Crime data was not available for Marrickville in this dataset, so safety claims should be verified against NSW BOCSAR Inner West Council LGA reports. The IRSAD decile of 8 places the suburb in the top 20% nationally for overall socio-economic advantage, which typically correlates with lower crime rates. Density of 4,604 per sqkm and the apartment share of 47.2% suggest typical inner-Sydney property crime patterns rather than violence-led concerns.

Is Marrickville good for property investment?

Marrickville is renter-led: 47.6% of households rent versus 28.2% on a mortgage, the strongest rental anchor among Sydney inner-west peers. Median rent of $480 per week and a 9.0% vacancy rate produce a workable yield environment, and 267 development applications were lodged in the past 12 months. Watch the IER decile 4 (economic resources lag the IEO decile 9), and the price-to-income ratio at 11.3x runs above the national 6-7x band, capping yield.

How is Marrickville's population changing?

Population growth runs at 0.73% per year (about 97 residents annually), with the medium forecast lifting from 13,102 in 2026 to 13,590 by 2031, a 3.7% gain. The driver is overseas migration averaging 215 net arrivals per year, offsetting an internal net loss of 55 to other Australian regions. Population grew 13.4% since 2011 (slower than Coburg's 28.1%), and the gentrification score of 45 places the suburb in Active stage rather than the more advanced Mature gentrification.

What languages are spoken in Marrickville?

36.5% of residents were born overseas, 14.9 percentage points above the national average. Greek tops home languages with 883 speakers, followed by Arabic (307), Portuguese (233), Cantonese (214), and Mandarin (162). Greek ancestry of 2,337 ranks fourth overall, a Mediterranean legacy distinct from Sydney's east-side migrant mix. Buddhism affiliation of 1,453 also signals the Vietnamese-Portuguese cohort that shaped the suburb's food and retail base from the 1980s onward.

How active is development in Marrickville?

Marrickville logged 267 development applications in the past 12 months across Inner West Council, far above Coburg's 32 and reflecting the Sydenham-corridor industrial-to-residential redevelopment cycle. Recent samples include Complying Development Certificates for shed and dwelling-house projects, plus general industry alterations. The pipeline supports the 47.2% apartment share already in place and aligns with overseas net inflow of 215 per year that drives renter demand for new stock.

How to read these comparisons

Phrases like "above the national average" reference the unweighted median across Australian suburbs with more than 1,000 residents, not population-weighted national figures.
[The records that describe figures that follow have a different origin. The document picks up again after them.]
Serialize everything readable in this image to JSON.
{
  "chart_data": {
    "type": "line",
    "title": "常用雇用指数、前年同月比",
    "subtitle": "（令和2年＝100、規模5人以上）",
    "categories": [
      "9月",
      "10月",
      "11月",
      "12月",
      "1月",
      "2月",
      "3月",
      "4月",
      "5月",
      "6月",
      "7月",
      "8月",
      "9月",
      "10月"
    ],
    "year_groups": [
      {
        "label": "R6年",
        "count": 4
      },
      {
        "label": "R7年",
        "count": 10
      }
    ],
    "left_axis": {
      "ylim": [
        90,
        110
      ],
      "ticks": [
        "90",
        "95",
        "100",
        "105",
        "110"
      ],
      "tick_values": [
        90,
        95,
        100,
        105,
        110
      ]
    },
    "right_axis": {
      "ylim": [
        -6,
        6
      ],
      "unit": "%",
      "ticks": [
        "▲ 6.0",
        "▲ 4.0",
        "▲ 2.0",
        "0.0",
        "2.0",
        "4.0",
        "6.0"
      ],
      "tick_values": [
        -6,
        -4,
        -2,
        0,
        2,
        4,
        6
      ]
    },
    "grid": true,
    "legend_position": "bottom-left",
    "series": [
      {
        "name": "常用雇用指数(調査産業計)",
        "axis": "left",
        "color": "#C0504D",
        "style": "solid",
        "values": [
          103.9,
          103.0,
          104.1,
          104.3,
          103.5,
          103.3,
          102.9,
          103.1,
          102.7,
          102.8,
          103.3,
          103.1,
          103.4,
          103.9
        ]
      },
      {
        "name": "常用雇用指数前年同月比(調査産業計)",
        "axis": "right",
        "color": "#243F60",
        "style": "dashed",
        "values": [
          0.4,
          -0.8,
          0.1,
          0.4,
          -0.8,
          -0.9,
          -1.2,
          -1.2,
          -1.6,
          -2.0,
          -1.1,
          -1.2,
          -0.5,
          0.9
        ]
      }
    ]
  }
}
Suburb-level medians are more useful for ranking suburbs against each other; ABS census headlines are population-weighted (so dominated by Sydney and Melbourne) and can read very differently.

Current baseline (refreshed 2026-05-10): median age 40, university-educated 30.1%, born overseas 21.6%, average household size 2.5 people.

Data sources: ABS 2021 Census (demographics, income, tenure), state Valuer-General (house prices), Department of Jobs SALM (unemployment), ACARA (school ICSEA), state Crime Statistics agencies (offences), council DA portals (development applications). Population forecasts use a Hamilton-Perry cohort model calibrated to ABS ERP.